US faces lawsuit over 'violating' tuna quota
Environmental groups are suing the US fisheries service over a new rule they say allows the doubling of the quota for the endangered bigeye tuna.
Environmental groups are suing the US fisheries service over a new rule that they say allows the doubling of the fishing quota of the endangered bigeye tuna.
A not-for-profit law firm representing the groups, Earthjustice, says lifting catch limits for Hawai'i-based fishing fleet violates US commitments under the Western and Central Pacific Fisheries Convention.
Earthjustice lawyer, David Henkin, who is based in Hawai'i, spoke to Amelia Langford about why the firm is taking legal action.
DAVID HENKIN:There is really no question but that big eye tuna in the Western and Central Pacific is in trouble and the only way we are going to get it out of trouble is if every country that fishes for big eye agrees to reasonable reductions in their big eye catch. So unfortunately what our national fisheries service has just done is blatantly violate our international agreements. Under an agreement that was entered just a year ago the United States said that it would cap long line fishing by all US flagged vessels to 3,763 metric tonnes for this year. What the fisheries service has done is fabricated, invented out of old cloth additional 2,000 metric tonne quotas for each of 3 United States Pacific territories, none of what actually fish extensively for big eye, so this 2,000 metric tonnes bears no relation to the world in which we live.

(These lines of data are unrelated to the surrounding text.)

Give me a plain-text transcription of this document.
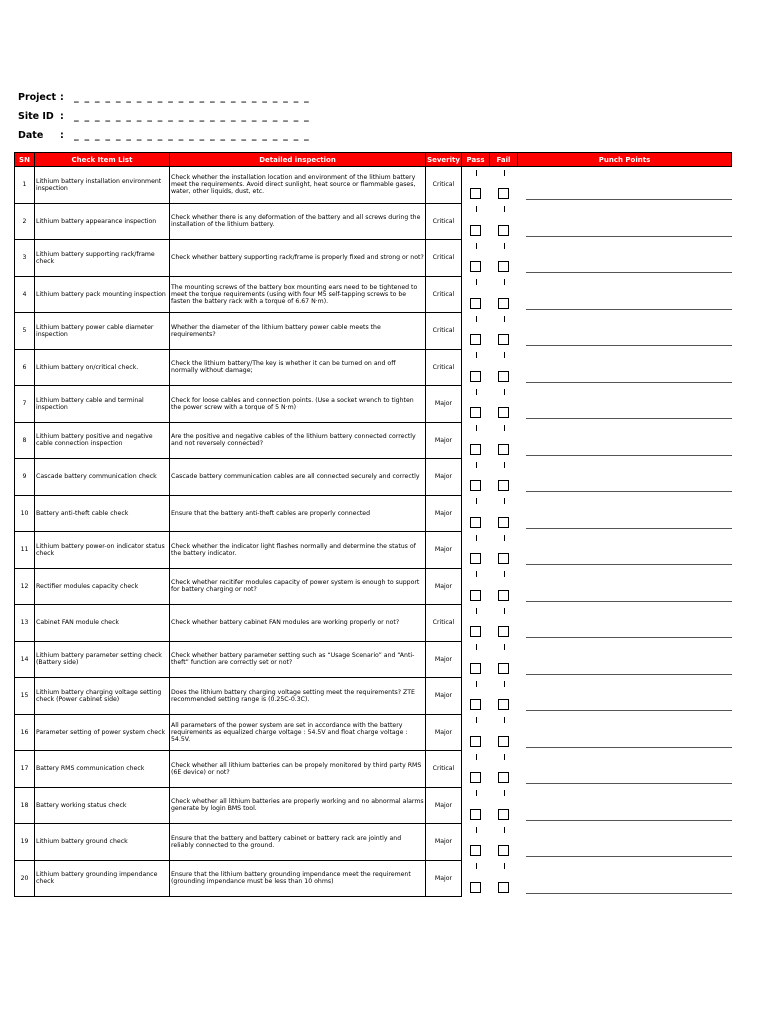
Project : _ _ _ _ _ _ _ _ _ _ _ _ _ _ _ _ _ _ _ _ _ _ _
Site ID : _ _ _ _ _ _ _ _ _ _ _ _ _ _ _ _ _ _ _ _ _ _ _
Date : _ _ _ _ _ _ _ _ _ _ _ _ _ _ _ _ _ _ _ _ _ _ _
SN	Check Item List	Detailed inspection	Severity	Pass	Fail	Punch Points
1	Lithium battery installation environment inspection	Check whether the installation location and environment of the lithium battery meet the requirements. Avoid direct sunlight, heat source or flammable gases, water, other liquids, dust, etc.	Critical	

2	Lithium battery appearance inspection	Check whether there is any deformation of the battery and all screws during the installation of the lithium battery.	Critical	

3	Lithium battery supporting rack/frame check	Check whether battery supporting rack/frame is properly fixed and strong or not?	Critical	

4	Lithium battery pack mounting inspection	The mounting screws of the battery box mounting ears need to be tightened to meet the torque requirements (using with four M5 self-tapping screws to be fasten the battery rack with a torque of 6.67 N·m).	Critical	

5	Lithium battery power cable diameter inspection	Whether the diameter of the lithium battery power cable meets the requirements?	Critical	

6	Lithium battery on/critical check.	Check the lithium battery/The key is whether it can be turned on and off normally without damage;	Critical	

7	Lithium battery cable and terminal inspection	Check for loose cables and connection points. (Use a socket wrench to tighten the power screw with a torque of 5 N·m)	Major	

8	Lithium battery positive and negative cable connection inspection	Are the positive and negative cables of the lithium battery connected correctly and not reversely connected?	Major	

9	Cascade battery communication check	Cascade battery communication cables are all connected securely and correctly	Major	

10	Battery anti-theft cable check	Ensure that the battery anti-theft cables are properly connected	Major	

11	Lithium battery power-on indicator status check	Check whether the indicator light flashes normally and determine the status of the battery indicator.	Major	

12	Rectifier modules capacity check	Check whether recitifer modules capacity of power system is enough to support for battery charging or not?	Major	

13	Cabinet FAN module check	Check whether battery cabinet FAN modules are working properly or not?	Critical	

14	Lithium battery parameter setting check (Battery side)	Check whether battery parameter setting such as “Usage Scenario” and “Anti-theft” function are correctly set or not?	Major	

15	Lithium battery charging voltage setting check (Power cabinet side)	Does the lithium battery charging voltage setting meet the requirements? ZTE recommended setting range is (0.25C-0.3C).	Major	

16	Parameter setting of power system check	All parameters of the power system are set in accordance with the battery requirements as equalized charge voltage : 54.5V and float charge voltage : 54.5V.	Major	

17	Battery RMS communication check	Check whether all lithium batteries can be propely monitored by third party RMS (6E device) or not?	Critical	

18	Battery working status check	Check whether all lithium batteries are properly working and no abnormal alarms generate by login BMS tool.	Major	

19	Lithium battery ground check	Ensure that the battery and battery cabinet or battery rack are jointly and reliably connected to the ground.	Major	

20	Lithium battery grounding impendance check	Ensure that the lithium battery grounding impendance meet the requirement (grounding impendance must be less than 10 ohms)	Major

But they have created these additional quotas and said that each of the territories can transfer 1,000 metric tonnes to the Hawaii based long line fishing industry, in other words nearly doubling the American quota. This is very irresponsible and it is bad policy because you can't negotiate international agreements and have any credibility if you are then going to ignore the limits that have been imposed and bad policy because there are not going to be enough fish left if everyone acts this way.
AMELIA LANGFORD: So essentially are they exploiting a loophole in the legislation?
DH: No they are inventing a loop hole. The latest conservation measures under this international agreement are very clear - that the quota is for any vessel with a US flag for the long lone fishing vessels in the territories as well as Hawaii. So there is no additional quota for the territories as there was in the past. There used to be but this is a conservation measure that says all US flagged vessels are limited to this quota.
AL: And are you optimistic that this lawsuit will be successful?
DH: Well we think that the violation of law is pretty blatant. What we are, we are hopeful that we don't need to prosecute it conclusion and that the United States will start living up to its international obligations.
Earthjustice is representing the Conservation Council for Hawai'i, Turtle Island Restoration Network and the Center for Biological Diversity in the lawsuit.